About 20 years ago, I was in a restaurant with my 2 young children. At a table next to us was a mother with 3 very young children, she was constantly yelling at them, smacking them, they had “dead eyes”, flat affect in psych terms. I smiled at the oldest one. He tried to smile back.
I still think about that little boy.
Sometimes when children or young people are badly abused, they later develop into highly respectable adults. Because they suffered from evil, have an understanding of its uselessness and turn against it.
"No, compact and single space is fine, thanks".
Bill Cosby has been a leader in trying to get single mothers to stop beating and berating their little boys. Of course, I don’t know if this family was black - it, of course, happens in white families, too.
I’m not a Biblical scholar but I remember reading: ‘Hate the father, destroy the child’

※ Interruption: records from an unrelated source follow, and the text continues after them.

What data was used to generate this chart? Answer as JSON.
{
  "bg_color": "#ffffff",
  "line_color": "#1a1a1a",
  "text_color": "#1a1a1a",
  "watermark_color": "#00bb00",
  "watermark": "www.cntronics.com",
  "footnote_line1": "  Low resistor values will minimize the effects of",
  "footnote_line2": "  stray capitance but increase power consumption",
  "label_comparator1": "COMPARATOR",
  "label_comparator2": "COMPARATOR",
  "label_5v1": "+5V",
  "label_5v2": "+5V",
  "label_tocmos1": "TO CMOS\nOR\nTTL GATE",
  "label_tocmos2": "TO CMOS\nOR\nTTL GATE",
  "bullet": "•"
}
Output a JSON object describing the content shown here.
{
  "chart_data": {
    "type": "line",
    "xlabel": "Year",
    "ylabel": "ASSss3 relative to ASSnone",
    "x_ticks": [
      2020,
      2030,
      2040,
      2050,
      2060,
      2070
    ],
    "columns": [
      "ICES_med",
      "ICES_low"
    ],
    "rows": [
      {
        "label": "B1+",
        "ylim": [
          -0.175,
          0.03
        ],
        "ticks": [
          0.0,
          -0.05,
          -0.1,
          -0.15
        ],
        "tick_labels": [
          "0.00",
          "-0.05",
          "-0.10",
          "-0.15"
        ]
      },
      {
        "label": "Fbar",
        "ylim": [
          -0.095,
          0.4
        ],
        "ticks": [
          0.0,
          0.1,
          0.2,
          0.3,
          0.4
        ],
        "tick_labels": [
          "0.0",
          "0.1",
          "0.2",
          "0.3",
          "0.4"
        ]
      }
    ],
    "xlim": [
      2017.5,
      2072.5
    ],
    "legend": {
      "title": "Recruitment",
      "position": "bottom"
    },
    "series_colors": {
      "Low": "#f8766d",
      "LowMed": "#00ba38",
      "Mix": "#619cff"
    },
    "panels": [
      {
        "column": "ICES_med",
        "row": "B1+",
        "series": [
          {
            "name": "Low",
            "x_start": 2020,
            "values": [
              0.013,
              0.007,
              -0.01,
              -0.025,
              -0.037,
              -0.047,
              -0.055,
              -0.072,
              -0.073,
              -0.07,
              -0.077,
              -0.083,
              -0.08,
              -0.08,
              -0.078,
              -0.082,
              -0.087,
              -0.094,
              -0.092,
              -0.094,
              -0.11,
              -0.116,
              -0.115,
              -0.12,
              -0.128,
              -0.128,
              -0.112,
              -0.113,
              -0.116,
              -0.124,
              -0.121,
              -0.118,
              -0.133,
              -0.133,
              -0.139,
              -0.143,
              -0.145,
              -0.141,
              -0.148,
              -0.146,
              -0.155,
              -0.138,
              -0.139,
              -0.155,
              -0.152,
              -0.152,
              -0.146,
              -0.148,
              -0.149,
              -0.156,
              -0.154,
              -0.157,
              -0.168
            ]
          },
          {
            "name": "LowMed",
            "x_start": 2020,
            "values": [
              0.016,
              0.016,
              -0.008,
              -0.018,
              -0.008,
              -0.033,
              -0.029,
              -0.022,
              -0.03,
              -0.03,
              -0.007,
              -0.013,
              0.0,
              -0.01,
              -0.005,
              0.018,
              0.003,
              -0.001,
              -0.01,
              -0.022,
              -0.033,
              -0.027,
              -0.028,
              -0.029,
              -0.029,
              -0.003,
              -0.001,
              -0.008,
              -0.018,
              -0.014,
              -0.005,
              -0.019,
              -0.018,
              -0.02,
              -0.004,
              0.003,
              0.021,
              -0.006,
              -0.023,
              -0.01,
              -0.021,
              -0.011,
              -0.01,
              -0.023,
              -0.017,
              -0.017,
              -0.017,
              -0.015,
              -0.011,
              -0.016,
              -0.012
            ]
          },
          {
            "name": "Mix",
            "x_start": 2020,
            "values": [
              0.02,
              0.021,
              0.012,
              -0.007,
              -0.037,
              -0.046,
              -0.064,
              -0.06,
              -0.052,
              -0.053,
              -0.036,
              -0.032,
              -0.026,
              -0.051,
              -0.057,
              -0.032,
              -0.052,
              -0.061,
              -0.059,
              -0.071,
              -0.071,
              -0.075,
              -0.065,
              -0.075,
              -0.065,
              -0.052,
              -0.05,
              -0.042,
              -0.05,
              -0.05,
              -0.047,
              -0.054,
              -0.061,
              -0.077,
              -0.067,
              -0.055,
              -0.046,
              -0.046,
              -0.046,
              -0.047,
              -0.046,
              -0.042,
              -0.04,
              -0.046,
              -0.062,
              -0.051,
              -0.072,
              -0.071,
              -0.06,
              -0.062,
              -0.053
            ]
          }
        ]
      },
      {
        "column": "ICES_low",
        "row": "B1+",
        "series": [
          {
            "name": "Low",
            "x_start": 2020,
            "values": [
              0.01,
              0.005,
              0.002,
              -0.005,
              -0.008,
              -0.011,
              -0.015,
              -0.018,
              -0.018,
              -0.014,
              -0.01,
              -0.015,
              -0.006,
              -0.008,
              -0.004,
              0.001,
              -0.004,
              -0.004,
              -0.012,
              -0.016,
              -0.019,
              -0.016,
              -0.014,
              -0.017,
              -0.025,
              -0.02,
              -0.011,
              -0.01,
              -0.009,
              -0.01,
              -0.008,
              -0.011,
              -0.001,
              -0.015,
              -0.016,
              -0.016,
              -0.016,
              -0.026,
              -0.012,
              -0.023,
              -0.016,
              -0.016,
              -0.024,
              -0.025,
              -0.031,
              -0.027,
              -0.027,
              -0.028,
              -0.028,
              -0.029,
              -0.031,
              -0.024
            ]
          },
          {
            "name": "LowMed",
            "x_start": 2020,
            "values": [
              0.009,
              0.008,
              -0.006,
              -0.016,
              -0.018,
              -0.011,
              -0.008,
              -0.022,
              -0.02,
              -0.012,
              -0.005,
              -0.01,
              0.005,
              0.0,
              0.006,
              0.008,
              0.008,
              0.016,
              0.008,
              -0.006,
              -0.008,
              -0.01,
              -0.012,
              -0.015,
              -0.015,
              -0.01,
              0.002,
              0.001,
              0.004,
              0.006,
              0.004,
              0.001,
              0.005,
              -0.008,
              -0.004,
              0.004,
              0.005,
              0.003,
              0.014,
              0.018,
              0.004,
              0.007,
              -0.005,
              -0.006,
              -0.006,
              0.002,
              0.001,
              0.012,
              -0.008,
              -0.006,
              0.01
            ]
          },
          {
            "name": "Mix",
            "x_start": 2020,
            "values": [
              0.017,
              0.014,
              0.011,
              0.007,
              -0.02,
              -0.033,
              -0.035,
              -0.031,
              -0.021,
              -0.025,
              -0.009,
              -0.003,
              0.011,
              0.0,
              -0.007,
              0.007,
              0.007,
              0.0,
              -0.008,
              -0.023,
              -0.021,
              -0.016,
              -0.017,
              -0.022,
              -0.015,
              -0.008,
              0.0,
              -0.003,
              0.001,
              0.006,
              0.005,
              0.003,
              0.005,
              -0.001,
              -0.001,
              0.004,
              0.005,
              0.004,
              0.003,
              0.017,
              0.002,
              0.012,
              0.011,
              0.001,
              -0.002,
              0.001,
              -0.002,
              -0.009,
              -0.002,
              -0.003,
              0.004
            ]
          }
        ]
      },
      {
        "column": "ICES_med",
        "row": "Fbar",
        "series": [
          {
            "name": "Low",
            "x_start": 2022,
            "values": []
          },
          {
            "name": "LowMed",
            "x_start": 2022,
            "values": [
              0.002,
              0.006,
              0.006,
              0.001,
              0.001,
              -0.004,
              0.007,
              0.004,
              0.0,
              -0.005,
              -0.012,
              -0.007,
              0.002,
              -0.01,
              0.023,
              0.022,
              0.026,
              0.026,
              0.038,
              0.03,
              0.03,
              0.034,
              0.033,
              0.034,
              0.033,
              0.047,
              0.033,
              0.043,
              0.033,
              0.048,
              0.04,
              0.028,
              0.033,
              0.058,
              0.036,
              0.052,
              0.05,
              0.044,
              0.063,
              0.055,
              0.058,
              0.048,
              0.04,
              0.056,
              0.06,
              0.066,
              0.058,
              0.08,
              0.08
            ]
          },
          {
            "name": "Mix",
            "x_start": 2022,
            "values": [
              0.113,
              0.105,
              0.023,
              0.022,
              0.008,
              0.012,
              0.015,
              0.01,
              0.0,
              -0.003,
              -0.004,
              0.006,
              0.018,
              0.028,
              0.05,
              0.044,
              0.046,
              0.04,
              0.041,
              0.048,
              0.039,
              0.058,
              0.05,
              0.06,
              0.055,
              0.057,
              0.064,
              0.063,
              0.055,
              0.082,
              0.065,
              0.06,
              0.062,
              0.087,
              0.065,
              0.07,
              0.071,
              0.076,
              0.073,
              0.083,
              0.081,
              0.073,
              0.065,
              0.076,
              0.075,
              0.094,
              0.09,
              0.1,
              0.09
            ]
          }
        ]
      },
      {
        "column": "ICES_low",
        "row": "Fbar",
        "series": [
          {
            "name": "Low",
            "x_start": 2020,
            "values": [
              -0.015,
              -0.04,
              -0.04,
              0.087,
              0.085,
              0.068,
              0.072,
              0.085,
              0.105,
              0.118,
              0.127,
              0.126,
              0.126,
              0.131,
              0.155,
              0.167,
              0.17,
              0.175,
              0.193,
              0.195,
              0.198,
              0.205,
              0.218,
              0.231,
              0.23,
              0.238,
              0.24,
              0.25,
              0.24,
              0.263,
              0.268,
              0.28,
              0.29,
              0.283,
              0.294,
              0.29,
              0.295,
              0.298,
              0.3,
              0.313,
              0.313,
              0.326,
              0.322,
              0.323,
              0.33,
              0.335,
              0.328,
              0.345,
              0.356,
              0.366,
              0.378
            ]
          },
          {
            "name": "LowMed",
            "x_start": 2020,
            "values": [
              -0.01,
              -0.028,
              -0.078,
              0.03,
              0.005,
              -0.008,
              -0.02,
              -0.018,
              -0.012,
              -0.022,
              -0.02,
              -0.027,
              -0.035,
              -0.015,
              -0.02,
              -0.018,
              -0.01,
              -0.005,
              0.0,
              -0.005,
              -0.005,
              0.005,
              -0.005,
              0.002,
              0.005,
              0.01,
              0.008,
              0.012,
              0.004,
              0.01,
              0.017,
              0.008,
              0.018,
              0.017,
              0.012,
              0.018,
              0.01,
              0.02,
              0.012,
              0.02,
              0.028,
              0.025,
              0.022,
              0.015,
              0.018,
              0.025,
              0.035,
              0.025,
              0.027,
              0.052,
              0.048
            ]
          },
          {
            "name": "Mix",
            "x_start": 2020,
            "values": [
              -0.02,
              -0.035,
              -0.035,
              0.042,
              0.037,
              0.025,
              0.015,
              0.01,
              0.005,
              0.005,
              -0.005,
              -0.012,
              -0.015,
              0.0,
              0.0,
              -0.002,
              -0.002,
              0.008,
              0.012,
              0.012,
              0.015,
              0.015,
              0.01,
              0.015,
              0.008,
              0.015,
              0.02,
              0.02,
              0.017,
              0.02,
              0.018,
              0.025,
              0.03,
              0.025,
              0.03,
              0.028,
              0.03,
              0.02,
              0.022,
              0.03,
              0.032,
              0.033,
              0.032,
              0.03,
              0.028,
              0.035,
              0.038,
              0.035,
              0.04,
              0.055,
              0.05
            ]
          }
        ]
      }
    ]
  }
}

So, would you say that Rush Limbaugh who has for years talked about “Feminazis’ is a misogynist?
I think a lot of conservatives might have a problem with such a broad generalization.
Time to get your ENTER key fixed.
The use of all or nothing statements like those you mentioned, on a constant basis, is a sign of mental illness. Now, we all use statements like this from time to time, but the constant use of them signifies a black or white kind of thought process, with no shades of grey.
Combine a mental illness with no father figure, and you have a recipe for diasaster.